Often an artist is more popular with the public than with critics and peers. Ludwig Blum was one such. Born in Moravia (now the Czech Republic) to an Orthodox Jewish family, young Blum excelled at gymnastics and was active in the Maccabi sports club in Prague. In 1913, he was drafted into the Austrian army, serving in World War I. Blum began studying art only after the war, first in Prague and then throughout Europe.
A fervent Zionist, Blum helped set up the World Maccabi movement after the signing of the Balfour Declaration. Settling in Jerusalem in 1923, he did his best to adapt to the local art scene, dominated by the Bezalel school and its fusion of Orientalist and Art Nouveau styles. Artists such as Reuben Rubin and Abel Pann were determined to create a unique Palestinian Jewish visual culture. Blum’s art, however, was deeply rooted in both Impressionism and Expressionism. His paintings of the Holy Land sold best in Europe.
Blum’s works reflect his delight in the deceptively simple pleasure of seeing. One series, Land of Light and Promise, features exceptionally delicate panoramas of Jerusalem’s Old City as well as desert landscapes, depictions of rural life, street scenes, and holy sites throughout the Middle East. He became so famous for his lyrical renderings of the Holy City that he was sometimes dubbed “Painter of Jerusalem.”
His most ambitious work, nearly eight meters in width, was Jerusalem, View from the Mount of Olives. Commissioned in 1936 for the Museum of Biblical Antiquities in Blum’s native Brno, Czechoslovakia, the painting is currently housed in the Augustinian Abbey of St. Thomas there. A smaller version, “only” five meters wide, hangs in the President’s Residence in Jerusalem.
Jerusalem in Snow (1927) captures the Holy City in a singular way. Painted outdoors after a snowstorm, this clean, white landscape exploits snow’s tendency to blur distinctions. Many artists have portrayed the Old City, but almost none in snow. Blum’s unrelenting artist’s eye and sense of poetry here create one of his most extraordinary images. The city seems to float above an alien world, barely tethered to the rest of the country. That splendid isolation sums up a great deal about Jerusalem.

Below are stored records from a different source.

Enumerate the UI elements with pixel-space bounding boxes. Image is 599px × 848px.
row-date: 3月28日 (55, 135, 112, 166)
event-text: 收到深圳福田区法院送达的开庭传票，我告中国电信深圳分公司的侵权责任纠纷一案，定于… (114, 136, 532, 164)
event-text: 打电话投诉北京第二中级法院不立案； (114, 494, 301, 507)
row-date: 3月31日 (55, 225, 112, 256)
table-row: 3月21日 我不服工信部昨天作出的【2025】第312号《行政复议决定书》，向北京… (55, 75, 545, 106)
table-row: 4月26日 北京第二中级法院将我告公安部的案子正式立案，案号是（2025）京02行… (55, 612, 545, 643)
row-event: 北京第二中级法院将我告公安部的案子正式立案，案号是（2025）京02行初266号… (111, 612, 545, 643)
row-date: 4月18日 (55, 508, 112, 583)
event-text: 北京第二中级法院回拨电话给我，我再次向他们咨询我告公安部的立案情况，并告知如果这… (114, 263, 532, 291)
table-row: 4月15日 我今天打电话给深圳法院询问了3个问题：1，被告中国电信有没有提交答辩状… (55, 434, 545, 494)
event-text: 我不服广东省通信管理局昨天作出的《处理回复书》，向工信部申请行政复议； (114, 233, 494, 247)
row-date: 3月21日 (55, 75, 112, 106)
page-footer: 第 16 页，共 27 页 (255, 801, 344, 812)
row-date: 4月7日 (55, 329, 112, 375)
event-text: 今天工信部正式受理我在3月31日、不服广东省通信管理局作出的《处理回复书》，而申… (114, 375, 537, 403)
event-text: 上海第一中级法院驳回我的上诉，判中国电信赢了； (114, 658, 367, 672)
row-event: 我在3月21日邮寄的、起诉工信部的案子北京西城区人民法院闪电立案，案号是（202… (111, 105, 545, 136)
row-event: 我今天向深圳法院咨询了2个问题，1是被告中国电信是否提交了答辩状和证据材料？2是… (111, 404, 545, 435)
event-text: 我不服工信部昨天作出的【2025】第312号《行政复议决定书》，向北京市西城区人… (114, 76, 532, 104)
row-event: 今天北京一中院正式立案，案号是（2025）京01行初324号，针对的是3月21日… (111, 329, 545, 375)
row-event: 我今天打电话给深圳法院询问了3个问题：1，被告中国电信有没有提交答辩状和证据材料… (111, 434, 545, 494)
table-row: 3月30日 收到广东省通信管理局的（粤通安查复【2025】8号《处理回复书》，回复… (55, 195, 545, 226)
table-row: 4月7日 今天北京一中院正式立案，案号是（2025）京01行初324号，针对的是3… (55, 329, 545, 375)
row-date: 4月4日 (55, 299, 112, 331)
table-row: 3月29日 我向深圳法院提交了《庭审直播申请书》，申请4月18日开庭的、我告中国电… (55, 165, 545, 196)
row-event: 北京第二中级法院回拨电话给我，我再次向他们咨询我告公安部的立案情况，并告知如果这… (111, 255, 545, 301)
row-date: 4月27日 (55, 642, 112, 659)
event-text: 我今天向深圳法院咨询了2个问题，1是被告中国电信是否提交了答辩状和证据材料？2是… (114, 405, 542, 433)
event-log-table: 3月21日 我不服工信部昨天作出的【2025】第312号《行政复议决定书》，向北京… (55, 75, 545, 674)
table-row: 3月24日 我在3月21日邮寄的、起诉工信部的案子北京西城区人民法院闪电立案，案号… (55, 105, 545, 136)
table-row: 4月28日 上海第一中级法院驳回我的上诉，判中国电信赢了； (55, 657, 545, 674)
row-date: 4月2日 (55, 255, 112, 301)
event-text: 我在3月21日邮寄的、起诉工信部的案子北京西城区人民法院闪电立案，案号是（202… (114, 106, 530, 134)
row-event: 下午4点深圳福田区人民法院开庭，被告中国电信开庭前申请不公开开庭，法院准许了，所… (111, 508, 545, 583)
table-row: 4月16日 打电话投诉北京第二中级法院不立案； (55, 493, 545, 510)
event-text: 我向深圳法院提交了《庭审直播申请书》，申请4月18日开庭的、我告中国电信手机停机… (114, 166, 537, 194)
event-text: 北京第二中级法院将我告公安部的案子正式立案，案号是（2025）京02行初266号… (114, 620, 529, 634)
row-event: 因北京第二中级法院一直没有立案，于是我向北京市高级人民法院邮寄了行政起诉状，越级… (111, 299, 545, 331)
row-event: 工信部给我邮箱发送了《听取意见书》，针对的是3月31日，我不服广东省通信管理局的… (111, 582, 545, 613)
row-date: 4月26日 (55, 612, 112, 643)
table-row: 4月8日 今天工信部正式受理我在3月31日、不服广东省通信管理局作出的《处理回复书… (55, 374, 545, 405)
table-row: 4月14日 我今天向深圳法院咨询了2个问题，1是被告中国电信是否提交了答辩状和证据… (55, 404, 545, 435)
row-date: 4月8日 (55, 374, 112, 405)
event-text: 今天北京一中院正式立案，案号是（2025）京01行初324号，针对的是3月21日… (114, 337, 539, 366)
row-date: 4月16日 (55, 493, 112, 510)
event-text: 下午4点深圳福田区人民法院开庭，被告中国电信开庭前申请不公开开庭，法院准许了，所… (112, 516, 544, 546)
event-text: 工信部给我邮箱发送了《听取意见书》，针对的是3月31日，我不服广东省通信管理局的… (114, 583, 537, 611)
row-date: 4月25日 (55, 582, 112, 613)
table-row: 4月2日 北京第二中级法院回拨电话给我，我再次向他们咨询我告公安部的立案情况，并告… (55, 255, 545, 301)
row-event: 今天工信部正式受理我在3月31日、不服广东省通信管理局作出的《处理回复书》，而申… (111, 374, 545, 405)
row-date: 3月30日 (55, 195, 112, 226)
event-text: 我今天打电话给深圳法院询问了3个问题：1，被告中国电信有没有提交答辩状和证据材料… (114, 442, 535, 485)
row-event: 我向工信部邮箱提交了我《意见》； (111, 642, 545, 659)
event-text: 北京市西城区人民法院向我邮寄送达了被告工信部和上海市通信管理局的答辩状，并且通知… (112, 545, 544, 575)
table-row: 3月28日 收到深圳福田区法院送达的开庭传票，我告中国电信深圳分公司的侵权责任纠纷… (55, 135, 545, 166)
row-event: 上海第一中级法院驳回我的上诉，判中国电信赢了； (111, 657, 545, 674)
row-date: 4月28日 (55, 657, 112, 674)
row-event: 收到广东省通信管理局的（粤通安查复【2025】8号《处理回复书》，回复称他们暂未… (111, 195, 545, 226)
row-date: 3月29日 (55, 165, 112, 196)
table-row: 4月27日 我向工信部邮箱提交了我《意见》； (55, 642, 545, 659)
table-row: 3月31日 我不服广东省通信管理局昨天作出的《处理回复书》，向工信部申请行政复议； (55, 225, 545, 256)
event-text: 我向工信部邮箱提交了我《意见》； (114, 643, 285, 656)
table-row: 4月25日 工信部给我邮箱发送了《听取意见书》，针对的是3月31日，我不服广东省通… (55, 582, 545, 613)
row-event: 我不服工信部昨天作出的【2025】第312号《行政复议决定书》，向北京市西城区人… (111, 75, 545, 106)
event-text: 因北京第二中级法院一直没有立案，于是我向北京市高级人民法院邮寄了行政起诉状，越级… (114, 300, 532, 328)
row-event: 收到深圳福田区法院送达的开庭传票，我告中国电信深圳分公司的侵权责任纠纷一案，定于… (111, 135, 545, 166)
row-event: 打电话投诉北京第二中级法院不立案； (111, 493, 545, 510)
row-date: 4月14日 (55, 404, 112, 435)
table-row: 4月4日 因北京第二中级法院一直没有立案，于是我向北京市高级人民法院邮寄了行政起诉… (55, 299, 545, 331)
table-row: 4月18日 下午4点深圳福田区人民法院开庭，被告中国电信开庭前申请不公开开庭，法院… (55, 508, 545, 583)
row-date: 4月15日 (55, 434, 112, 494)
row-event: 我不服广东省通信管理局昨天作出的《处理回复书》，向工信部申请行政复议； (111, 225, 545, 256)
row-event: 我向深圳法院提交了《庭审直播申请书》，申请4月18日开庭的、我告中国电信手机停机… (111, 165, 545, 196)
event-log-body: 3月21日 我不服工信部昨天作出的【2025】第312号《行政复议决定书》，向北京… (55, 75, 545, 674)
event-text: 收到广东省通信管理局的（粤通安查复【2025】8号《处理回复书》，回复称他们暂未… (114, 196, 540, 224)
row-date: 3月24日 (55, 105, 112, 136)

Blum and his family became part of Jerusalem society, and his son Eli fought in the first Palmah unit. He was tragically killed in a 1946 sabotage operation while blowing up a bridge in the Galilee, one of eleven targeted that night. After his son’s death, the artist painted soldiers, battlefields, and the ravages of war almost obsessively.
Blum remained in the capital throughout the War of Independence, although his studio in the Talitha Kumi building on Ben Yehuda Street was heavily damaged in the Jordanian bombing of Jerusalem. Continuing to live and paint in the city after the establishment of the State of Israel, he was appointed a Jerusalem Fellow in 1968.